Statements and Speeches
WASHINGTON – Today, Sen. Tom Carper (D-Del.), a member of the Senate Environment and Public Works Committee, released the following statement regarding the committee’s hearing on the importance of reauthorizing MAP-21:
“As a former governor, I have seen firsthand the impact of infrastructure investments on the economic growth and success of a region, a state, and a nation. Governors, mayors, and municipal officials from both parties across the country agree that the federal role in infrastructure investment is critical. States can do a lot, but they can’t do it all - we must continue to have a robust federal transportation program to partner with states to build and maintain our highways, bridges, and transit systems.
“However, our nation’s transportation investment has been suffering for years, especially compared to our global competitors. Infrastructure spending is only about 2.5 percent of the U.S. gross domestic product, compared to about 3.9 percent in Canada, Australia and South Korea, 5 percent for Europe, and 9-12 percent in China. The McKinsey Global Institute estimates that the U.S. must spend at least $150 billion more annually on infrastructure through 2020 to meet our needs to support both businesses and families.
“It is no easy task to find these new resources. However, doing so would offer our country tremendous benefits, and would add about 1.5 percent to annual economic growth and create at least 1.8 million jobs. A recent report from the National Association of Manufacturers came to similar conclusions – that transportation investment supports economic growth in American manufacturing and increasing our investment will boost America’s gross domestic product.
“To that end, passing a long-term, fully-funded transportation plan for our nation must be a top priority. The bipartisan bill that we passed unanimously out of the Environment and Public Works Committee last year was a strong proposal that would have continued to improve our nation's transportation infrastructure, enhancing our nation's economic competitiveness as well as the quality of life of millions of Americans. In particular, provisions to create a national freight program focused on making goods movement more efficient, reliable, and affordable is something that we should continue to make a centerpiece of any new bill. Our border crossings and highway freight routes, along with seaports, air hubs and freight rails, collectively move $51 billion worth of goods each day through the complex supply chains where every minute of delay we eliminate gives American businesses a competitive edge.
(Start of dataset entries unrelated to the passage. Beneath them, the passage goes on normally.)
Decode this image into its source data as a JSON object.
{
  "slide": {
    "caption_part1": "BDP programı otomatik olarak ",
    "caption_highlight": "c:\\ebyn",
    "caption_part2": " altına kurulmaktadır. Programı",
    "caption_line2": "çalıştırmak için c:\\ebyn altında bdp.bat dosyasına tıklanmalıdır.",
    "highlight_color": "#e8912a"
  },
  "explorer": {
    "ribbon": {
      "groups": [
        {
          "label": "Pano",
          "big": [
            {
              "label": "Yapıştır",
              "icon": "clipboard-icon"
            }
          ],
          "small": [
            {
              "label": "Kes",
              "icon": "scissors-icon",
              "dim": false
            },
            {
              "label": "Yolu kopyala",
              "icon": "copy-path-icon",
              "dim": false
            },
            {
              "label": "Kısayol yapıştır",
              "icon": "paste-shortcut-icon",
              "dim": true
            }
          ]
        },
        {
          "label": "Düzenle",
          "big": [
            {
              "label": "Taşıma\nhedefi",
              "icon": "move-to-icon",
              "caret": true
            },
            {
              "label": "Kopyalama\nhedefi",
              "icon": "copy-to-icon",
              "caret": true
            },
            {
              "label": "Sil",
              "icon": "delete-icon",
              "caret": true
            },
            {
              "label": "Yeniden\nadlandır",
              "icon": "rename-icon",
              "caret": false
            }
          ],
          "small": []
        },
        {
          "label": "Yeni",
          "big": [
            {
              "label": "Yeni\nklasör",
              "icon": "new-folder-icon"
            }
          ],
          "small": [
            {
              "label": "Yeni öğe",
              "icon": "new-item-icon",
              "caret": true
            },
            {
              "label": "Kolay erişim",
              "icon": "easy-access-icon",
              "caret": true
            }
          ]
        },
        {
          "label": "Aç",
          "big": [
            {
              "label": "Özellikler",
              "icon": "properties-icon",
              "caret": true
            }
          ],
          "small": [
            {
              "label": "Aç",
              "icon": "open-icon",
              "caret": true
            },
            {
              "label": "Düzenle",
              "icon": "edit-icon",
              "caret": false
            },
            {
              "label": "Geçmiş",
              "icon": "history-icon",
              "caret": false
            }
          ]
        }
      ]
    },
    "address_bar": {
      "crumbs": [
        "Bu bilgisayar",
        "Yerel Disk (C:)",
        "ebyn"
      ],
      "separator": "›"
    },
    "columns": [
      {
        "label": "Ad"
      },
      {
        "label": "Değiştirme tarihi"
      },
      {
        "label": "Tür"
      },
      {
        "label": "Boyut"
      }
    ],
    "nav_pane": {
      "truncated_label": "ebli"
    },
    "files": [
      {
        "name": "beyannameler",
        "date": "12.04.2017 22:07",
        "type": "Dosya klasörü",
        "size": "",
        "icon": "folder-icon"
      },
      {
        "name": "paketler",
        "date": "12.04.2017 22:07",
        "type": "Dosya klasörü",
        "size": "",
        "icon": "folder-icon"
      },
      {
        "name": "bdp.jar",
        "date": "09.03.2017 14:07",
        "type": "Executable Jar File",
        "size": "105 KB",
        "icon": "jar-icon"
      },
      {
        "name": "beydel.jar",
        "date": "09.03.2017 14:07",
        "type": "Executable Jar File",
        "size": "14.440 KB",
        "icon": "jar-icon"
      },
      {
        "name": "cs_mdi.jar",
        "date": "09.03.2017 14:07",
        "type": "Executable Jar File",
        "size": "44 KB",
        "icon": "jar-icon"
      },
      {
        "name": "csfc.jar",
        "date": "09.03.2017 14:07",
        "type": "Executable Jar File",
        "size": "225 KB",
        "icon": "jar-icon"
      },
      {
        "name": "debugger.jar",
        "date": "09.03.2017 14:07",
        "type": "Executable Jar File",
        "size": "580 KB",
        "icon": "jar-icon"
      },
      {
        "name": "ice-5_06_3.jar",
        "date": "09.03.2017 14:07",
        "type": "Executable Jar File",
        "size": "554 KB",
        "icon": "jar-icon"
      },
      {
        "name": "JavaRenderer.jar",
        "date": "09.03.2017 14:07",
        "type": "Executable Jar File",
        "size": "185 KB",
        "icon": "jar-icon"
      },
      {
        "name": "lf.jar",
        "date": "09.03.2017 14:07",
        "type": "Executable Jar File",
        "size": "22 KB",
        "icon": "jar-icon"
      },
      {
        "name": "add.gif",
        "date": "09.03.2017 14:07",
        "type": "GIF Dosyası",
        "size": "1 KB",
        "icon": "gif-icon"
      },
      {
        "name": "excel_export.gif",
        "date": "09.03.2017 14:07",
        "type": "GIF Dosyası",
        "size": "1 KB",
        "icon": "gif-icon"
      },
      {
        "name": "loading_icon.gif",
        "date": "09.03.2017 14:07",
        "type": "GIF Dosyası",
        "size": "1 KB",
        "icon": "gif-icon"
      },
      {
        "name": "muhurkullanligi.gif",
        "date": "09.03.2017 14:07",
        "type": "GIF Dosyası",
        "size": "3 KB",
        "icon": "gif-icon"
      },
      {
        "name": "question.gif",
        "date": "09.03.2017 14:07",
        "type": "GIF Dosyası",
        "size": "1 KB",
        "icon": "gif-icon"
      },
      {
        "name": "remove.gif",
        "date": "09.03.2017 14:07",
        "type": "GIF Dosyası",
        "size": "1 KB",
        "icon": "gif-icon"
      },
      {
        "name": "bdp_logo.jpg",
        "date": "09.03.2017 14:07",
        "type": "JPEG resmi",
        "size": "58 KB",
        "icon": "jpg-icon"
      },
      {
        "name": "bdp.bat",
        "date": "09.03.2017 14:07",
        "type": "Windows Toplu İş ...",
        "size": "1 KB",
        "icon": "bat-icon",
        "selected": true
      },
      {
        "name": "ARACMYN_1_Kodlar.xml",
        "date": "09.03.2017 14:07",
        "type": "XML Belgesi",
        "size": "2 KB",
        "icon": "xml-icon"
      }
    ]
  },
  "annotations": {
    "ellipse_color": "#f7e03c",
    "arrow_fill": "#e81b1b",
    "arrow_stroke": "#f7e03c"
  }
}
“Finally, we must continue to make progress on the work U.S. Department of Transportation and the states have been making to transition to a performance-based approach to transportation investments so that we can get the most bang for every dollar that we spend. When we passed MAP-21 back in 2012, we made fundamental reforms to all of our surface transportation programs, consolidating dozens of programs and eliminating many others. In return for greater flexibility, we asked U.S. Department of Transportation and the states to transition to a performance-based, outcome-oriented approach that uses data and analysis to ensure that the transportation projects we choose are supporting measurable progress toward making out nation’s transportation system safer, cleaner, well-maintained, and efficient. While this transition is still ongoing, we must not lose sight of this goal either at the federal or state level.”